Sunday, November 8, 2020

When Somone You Loved Long Ago Dies

People die. I know a lot of them. Knew. Relatives. Friends. Others. No secret. It happens as one grows older. What about those who were alive to you all your life and then you discover they aren’t, discover they died years ago, all that time you assumed they were still alive. Somehow that’s even more of a shock than a sudden death. 

My father’s death was sudden, although for years his ailments forecast it,  so it really wasn’t sudden at all. One day he was here. The next day he wasn’t. But, this wasn’t really sudden, was it? It just seemed like it.


Sometimes, when my mind wanders, I wonder about those from my past with whom I was once close. Are they well? Have they had good lives? It’d be nice to check in after all the years. A surprise. A call from the blue. Someone answers. You know that voice.  “Who? My God, how in the world have you been?” That’s the way it often is. Really nice. Really fun, only once, it wasn’t.


It’s been fifty-six years. I was a social worker in the city of Baltimore. So was she. A very, very smart woman. Strawberry blonde hair. A lithe body kept trim by swimming. A lovely, warm smile. Some freckles. An easy laugh, more like a chuckle or a chortle. Sweet. She thought I was funny. And, again, very, very smart.


I was Jewish, a graduate of Morgan State College, an HBCU, where I was the only white guy matriculating at the time. She was Episcopalian, a University of Maryland graduate whose great great great aunt was an honest to God Revolutionary War heroine.You’d know her name. Her family didn’t want me anywhere near. I’d hear feet running from the living room up the steps to the second floor when I was at the front door. We dated for months, yet I never met one of them. But, she was tough, certain of her own mind, so, while it bothered her, we only spoke of it once. I’m sure she was the first Daughter of the American Revolution to work as a social worker. She did not brook inequality.


We talked a lot and laughed a lot, but I was heading to graduate school at Yale, and she was heading to law school at University of Maryland. I don’t remember how, but we drifted, and then we weren’t there anymore. I thought of her from time to time - still do - and I wondered if she ever thought of me?


It wasn’t that long ago when I took it into my head to see what had become of her. I did the research and discovered she had become a highly regarded equal rights lawyer, especially women’s legal rights.There was a newspaper photo showing her standing at her desk, older, but still, but still...I thought she looked just great. More years went by until I took it into my head to call her. I did the research, found her firm’s phone number, found she was dead. Whoa. Dead? Dead. She had died years before. It was a shock because she had just died to me.


I wanted her to be alive. I wanted to swap tales of our lives. To laugh. Instead, it was a shock to the midsection, a shock to the heart kind of grief I hadn’t yet known. I was no longer in love with her - that passed half a century ago - it was more an uncommon sadness, a befuddlement. She was just here. Where had she gone? I wasn’t looking at an empty chair or a hollow place at the table. I wasn’t looking at anything, but I could see her clearly as she had been. It made me want to share the tales of our lives. Fifty-six years ago we talked about what we wanted to become.

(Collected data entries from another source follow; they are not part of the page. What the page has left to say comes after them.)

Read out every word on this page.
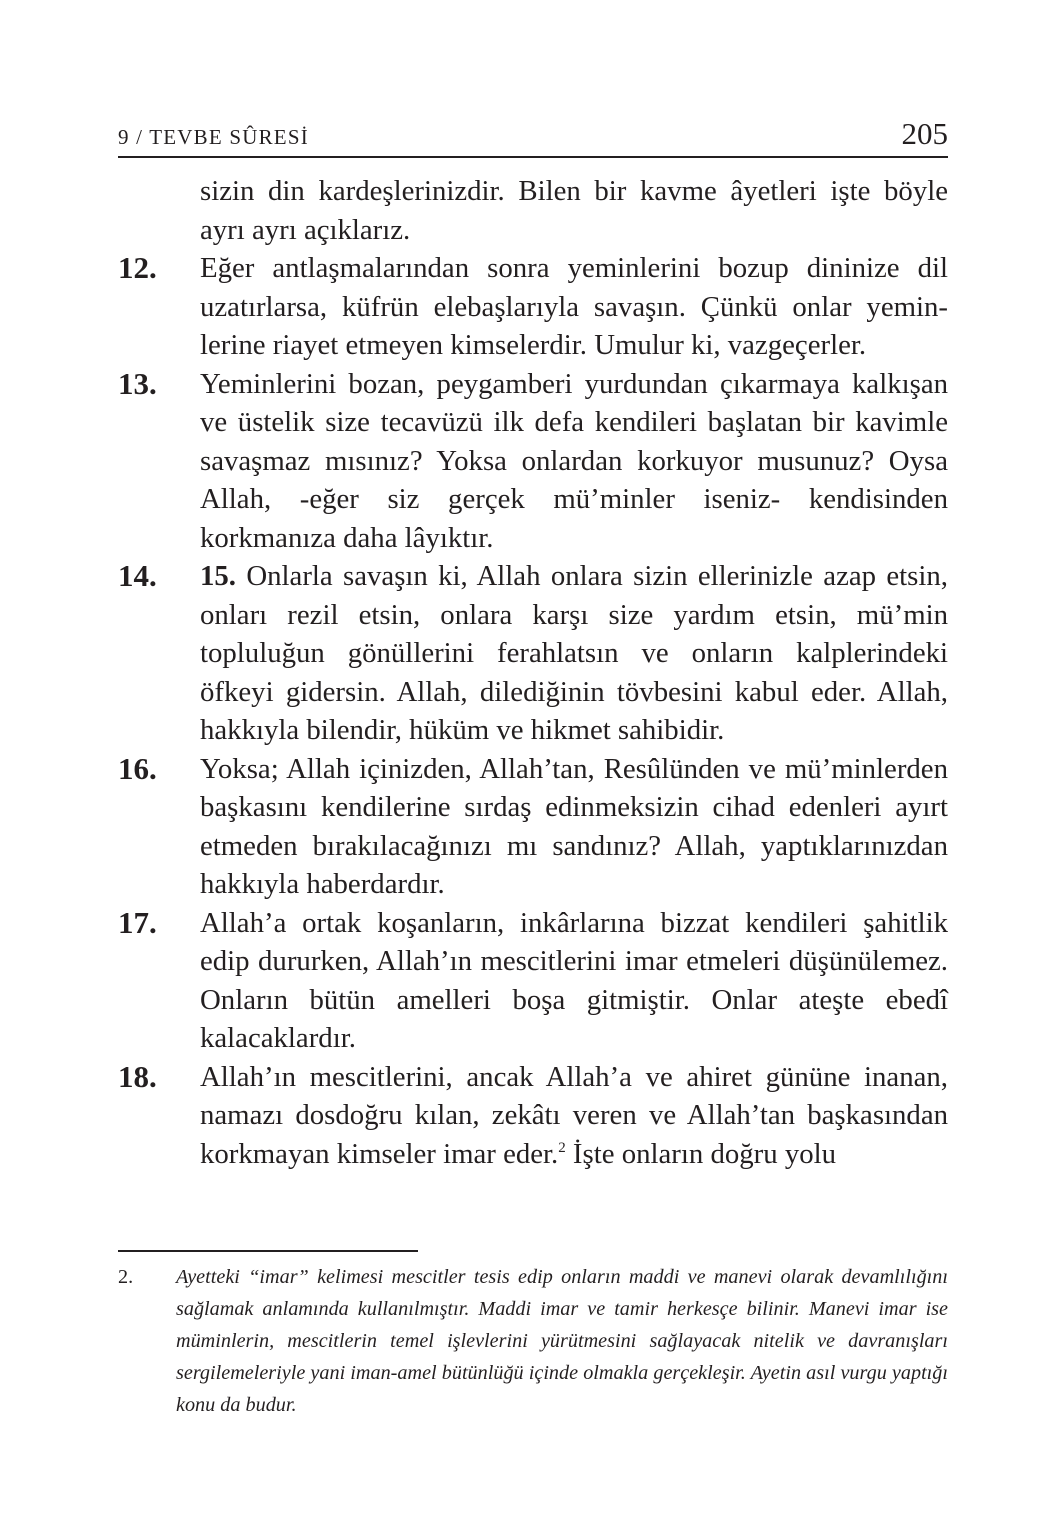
9 / TEVBE SÛRESİ	205

sizin din kardeşlerinizdir. Bilen bir kavme âyetleri işte böyle ayrı ayrı açıklarız.

12. Eğer antlaşmalarından sonra yeminlerini bozup dininize dil uzatırlarsa, küfrün elebaşlarıyla savaşın. Çünkü onlar yeminlerine riayet etmeyen kimselerdir. Umulur ki, vazgeçerler.

13. Yeminlerini bozan, peygamberi yurdundan çıkarmaya kalkışan ve üstelik size tecavüzü ilk defa kendileri başlatan bir kavimle savaşmaz mısınız? Yoksa onlardan korkuyor musunuz? Oysa Allah, -eğer siz gerçek mü’minler iseniz- kendisinden korkmanıza daha lâyıktır.

14. 15. Onlarla savaşın ki, Allah onlara sizin ellerinizle azap etsin, onları rezil etsin, onlara karşı size yardım etsin, mü’min topluluğun gönüllerini ferahlatsın ve onların kalplerindeki öfkeyi gidersin. Allah, dilediğinin tövbesini kabul eder. Allah, hakkıyla bilendir, hüküm ve hikmet sahibidir.

16. Yoksa; Allah içinizden, Allah’tan, Resûlünden ve mü’minlerden başkasını kendilerine sırdaş edinmeksizin cihad edenleri ayırt etmeden bırakılacağınızı mı sandınız? Allah, yaptıklarınızdan hakkıyla haberdardır.

17. Allah’a ortak koşanların, inkârlarına bizzat kendileri şahitlik edip dururken, Allah’ın mescitlerini imar etmeleri düşünülemez. Onların bütün amelleri boşa gitmiştir. Onlar ateşte ebedî kalacaklardır.

18. Allah’ın mescitlerini, ancak Allah’a ve ahiret gününe inanan, namazı dosdoğru kılan, zekâtı veren ve Allah’tan başkasından korkmayan kimseler imar eder.$^2$ İşte onların doğru yolu

2.	Ayetteki “imar” kelimesi mescitler tesis edip onların maddi ve manevi olarak devamlılığını sağlamak anlamında kullanılmıştır. Maddi imar ve tamir herkesçe bilinir. Manevi imar ise müminlerin, mescitlerin temel işlevlerini yürütmesini sağlayacak nitelik ve davranışları sergilemeleriyle yani iman-amel bütünlüğü içinde olmakla gerçekleşir. Ayetin asıl vurgu yaptığı konu da budur.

Now, I had become what we had talked about, and I wanted her to know it. I wanted her to know how it felt to hold my grandson’s hand. I wanted her to know of my marriage of forty years and to whom I  was married. She’d have laughed and clapped her hands. I wanted her to know I became the writer I wanted to be. I wanted her to know that I’ve held onto those principles which brought me to social work in the first place. T’ain’t easy, MgGee, and there were times I wavered but recovered and tried to do my best. I wanted to email her pictures of my son and daughter, and tell the tale that brought them to us. I wanted to tell her tales of Hollywood, and I wanted to tell her I worked in the White House with George H. W.  Wrote a documentary on the american wilderness for him. I wanted to tell her that, unlike actors, the President didn’t change a word. 


There wouldn't have been time in a phone call to tell her all this, but some of it, and it would have been fun. Yet, there would have been no more phone calls had she been alive because this would be the one. It’s not that I miss her. Really, I don’t, but she’s tucked into a good place in my life at a good time in my life, and, like my garden, I tend my memories. I roam through my mental rolodex (that dates me, doesn’t it?), pluck out the good ones, give them a brisk watering. I try to hear voices, words said, even peculiar expressions. There is no sadness to this, no yearning, mostly huge smiles that hurt my face. Those times were, but these times are, and that’s where I am and will be for the next chunk of time, checkin’ out my world to see what’s comin’ ‘round my mountain next.